My daughter wanted what she calls 'Thick n' Rich' wings........I said what do you mean?  She said you know the orange ones........she was referring to the Orange Marmalade Sriracha Wings !  I didn't have the marmalade to make them, so I improvised and made the following.

2 Cups Sweet Baby Rays Original
1 Cup Honey
1/4 Cup of Wolfe Rub Original
Mixed until combined.






Then I grilled the wings naked and indirect at 350º for about 45 minutes, or until they were nicely colored and the skin was crisp.








Then dipped the wings in the sauce and continued to grill indirect.








Here they are after about 15 minutes, they're almost done! 





They're done!  My daughter loved them.  I had 2 wings due to me eating healthy, you'll see why next!  I gotta say.....the wings were damn good!








Now onto what I was having.  Picked up some really nice grouper from the store, almost 1lb.





I grilled these indirectly since the fish was pretty thick, so I didn't get the char I wanted, but no biggie.





After 4 minutes or so I flipped and seasoned with Wolfe Rub Citrus.
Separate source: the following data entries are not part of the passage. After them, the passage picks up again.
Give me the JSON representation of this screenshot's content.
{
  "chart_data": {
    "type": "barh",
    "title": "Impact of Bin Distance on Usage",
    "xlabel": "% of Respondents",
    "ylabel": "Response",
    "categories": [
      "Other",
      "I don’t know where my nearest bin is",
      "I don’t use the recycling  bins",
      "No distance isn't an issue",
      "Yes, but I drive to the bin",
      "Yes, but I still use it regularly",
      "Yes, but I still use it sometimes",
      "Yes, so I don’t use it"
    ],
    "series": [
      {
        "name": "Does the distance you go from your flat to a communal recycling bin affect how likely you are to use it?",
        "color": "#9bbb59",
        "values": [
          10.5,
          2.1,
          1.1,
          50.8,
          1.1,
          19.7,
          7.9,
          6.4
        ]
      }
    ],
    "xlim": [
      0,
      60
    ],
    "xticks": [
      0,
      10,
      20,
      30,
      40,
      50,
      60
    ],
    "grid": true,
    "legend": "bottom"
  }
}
I added two slices of Multigrain bread to toast for my sammich!








Fish is done and ready to enjoy!





I built the sandwich with red onion, yellow bell pepper, avocado, tomatoes and a Mango Peach Habanero Salso (which I forgot to add until after I took the pic).  Extremely tasty, very healthy dinner!





More pic's and recipes are at the *Wolfe Pit*.


----------



## Helen_Paradise (May 17, 2010)

MMMMMMMMMMM sammiches.


----------



## Don D (May 17, 2010)

Hey Larry - 

Looks great!  Any chance that you could post the recipe for the Mango Hab Salsa?


Thanks-
Don


----------



## bknox (May 17, 2010)

Those wings look perfect and tasty as usual. Great looking food all around.


----------



## Vermin999 (May 17, 2010)

Excellent looking wings and fish sandwich.


----------



## Pigs On The Wing BBQ (May 17, 2010)

Looking good Larry. I could go for a dozen of so of those wings.

Pigs


----------



## Toby Keil (May 17, 2010)

Great lookin wings and those fish sandwiches look awesome.


----------



## Smokey Lew (May 17, 2010)

Hey Larry, really nice looking wings and fish. Our family loved the Sriracha wing recipe you had on your site. Did you add Sriracha sauce to this new modified version?


----------



## JWJR40 (May 17, 2010)

Great looking wings and sammie.  I will be eating a lot more fish in the future.


----------



## bbquzz (May 17, 2010)

Love those wings ... great color look good enough to eat


----------



## Justaguy (May 17, 2010)

Looks awesome!!  I'm think I might try this fish a few times a week thing.


----------



## LarryWolfe (May 18, 2010)

Smokey Lew said:
			
		

> Hey Larry, really nice looking wings and fish. Our family loved the Sriracha wing recipe you had on your site. Did you add Sriracha sauce to this new modified version?


  Nope, no sriracha in this one.  




			
				JWJR40 said:
			
		

> Great looking wings and sammie.  I will be eating a lot more fish in the future.



I hope so Big Brother!!  Take care of yourself!!


----------



## surfinsapo (May 19, 2010)

nice!


----------



## dollarbill (May 22, 2010)

G Damn I love it when you post pics.....Looks incredible!


----------